Сильвио Пеллико - Пеллико С. Мои темницы. Штильгебауер Э. Пурпур. Ситон-Мерримен Г. В бархатных когтях
Я вскарабкался к окну, он сказал мне свое имя, и мы перекинулись несколькими ласковыми словами.
Это был граф Антонио Оробони, родом из Фратты, близ Ровиго, молодой человек двадцати девяти лет.
Увы, мы скоро были прерваны грозным окриком часовых! Коридорный часовой стал сильно стучать прикладом ружья то в дверь Оробони, то в мою дверь.
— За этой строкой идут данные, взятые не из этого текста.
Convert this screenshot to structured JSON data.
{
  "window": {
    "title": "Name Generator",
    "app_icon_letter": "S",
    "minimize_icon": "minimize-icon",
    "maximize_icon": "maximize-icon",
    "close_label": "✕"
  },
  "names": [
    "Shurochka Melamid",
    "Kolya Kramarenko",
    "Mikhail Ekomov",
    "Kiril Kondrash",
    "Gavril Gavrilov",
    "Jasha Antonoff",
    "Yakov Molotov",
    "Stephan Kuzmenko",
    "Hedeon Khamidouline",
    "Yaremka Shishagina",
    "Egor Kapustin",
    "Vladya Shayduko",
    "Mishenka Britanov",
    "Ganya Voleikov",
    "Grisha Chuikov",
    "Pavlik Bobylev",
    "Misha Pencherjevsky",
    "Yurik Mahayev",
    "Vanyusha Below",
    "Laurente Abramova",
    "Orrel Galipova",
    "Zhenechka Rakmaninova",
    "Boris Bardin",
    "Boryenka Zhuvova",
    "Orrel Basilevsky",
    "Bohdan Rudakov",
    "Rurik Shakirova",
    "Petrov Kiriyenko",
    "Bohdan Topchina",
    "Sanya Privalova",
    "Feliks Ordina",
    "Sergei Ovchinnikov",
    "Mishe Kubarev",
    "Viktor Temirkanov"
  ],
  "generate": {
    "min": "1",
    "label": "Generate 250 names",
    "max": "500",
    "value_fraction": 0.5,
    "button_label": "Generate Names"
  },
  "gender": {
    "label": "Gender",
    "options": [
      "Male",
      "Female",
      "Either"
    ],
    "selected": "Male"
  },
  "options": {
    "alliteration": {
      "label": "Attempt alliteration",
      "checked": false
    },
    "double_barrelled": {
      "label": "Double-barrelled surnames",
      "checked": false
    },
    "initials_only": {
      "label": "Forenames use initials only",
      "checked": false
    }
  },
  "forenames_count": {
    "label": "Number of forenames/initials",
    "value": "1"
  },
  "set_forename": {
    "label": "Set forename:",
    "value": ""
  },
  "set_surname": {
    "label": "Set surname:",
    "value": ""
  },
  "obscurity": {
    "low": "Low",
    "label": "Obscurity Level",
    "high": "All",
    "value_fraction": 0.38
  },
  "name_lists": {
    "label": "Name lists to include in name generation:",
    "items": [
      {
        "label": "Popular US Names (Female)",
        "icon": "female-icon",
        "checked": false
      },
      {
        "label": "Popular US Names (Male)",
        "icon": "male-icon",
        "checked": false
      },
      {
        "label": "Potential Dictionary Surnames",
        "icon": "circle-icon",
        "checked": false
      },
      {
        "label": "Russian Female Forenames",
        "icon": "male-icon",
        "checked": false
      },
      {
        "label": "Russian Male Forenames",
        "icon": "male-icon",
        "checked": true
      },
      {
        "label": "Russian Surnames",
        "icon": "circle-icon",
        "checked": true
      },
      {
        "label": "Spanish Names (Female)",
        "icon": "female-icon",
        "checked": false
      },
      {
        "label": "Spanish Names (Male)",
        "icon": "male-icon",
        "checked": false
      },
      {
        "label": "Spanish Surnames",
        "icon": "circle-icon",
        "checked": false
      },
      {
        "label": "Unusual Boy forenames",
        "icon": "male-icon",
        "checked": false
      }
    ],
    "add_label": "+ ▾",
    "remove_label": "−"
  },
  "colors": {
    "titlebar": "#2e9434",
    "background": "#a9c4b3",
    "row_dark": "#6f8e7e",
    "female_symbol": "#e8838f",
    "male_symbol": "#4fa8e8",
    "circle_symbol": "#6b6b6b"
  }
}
Мы не хотели, мы не могли повиноваться, но проклятия стражей были таковы, что мы прекратили беседу, условились снова начать, когда сменят часовых.
LXIII
Мы надеялись, так и случилось на самом деле, что, и тише говоря, мы можем слышать друг друга, и что нам будут попадаться добрые часовые, которые притворятся, что не замечают нашей болтовни.
Скоро мы научились говорить так тихо, что этого для наших ушей было достаточно, а другим было или вовсе не слышно, или представлялось, что они ослышались. Но случалось изредка, что у нас бывали слушатели с более тонким слухом, или мы забывали сдерживать голос. Тогда до нас доходили окрики и раздавался стук в двери и, что всего хуже, мы навлекали на себя гнев бедного Шиллера и супер-интенданта.
Мало-помалу мы усовершенствовали все предосторожности, т. е. говорили в эти часы, а не в другие, тогда, когда были одни часовые, а не другие, и всегда самым тихим голосом. Благодаря ли нашему искусству, или благодаря тому, что другие привыкли снисходительно смотреть на это, мы кончили тем, что могли всякий день порядочно беседовать друг с другом, почти никогда не навлекая на себя выговора со стороны стражи.
Мы соединились друг с другом нежною дружбой. Он рассказал мне свою жизнь, а я рассказал ему свою. Грусть и утешения одного становились грустью и утешениями другого. О, какую поддержку мы находили друг в друге! Сколько раз после бессонной ночи каждый из нас, подходя к окну и приветствуя друга, и слыша его ласковые речи, чувствовал, что в сердце уменьшалась скорбь и увеличивалось мужество! Каждый был убежден, что он полезен для другого, и эта уверенность пробуждала нежное соревнование в кротких, ласковых мыслях и то довольство, которое и в несчастий является у человека, когда он может помочь своему ближнему.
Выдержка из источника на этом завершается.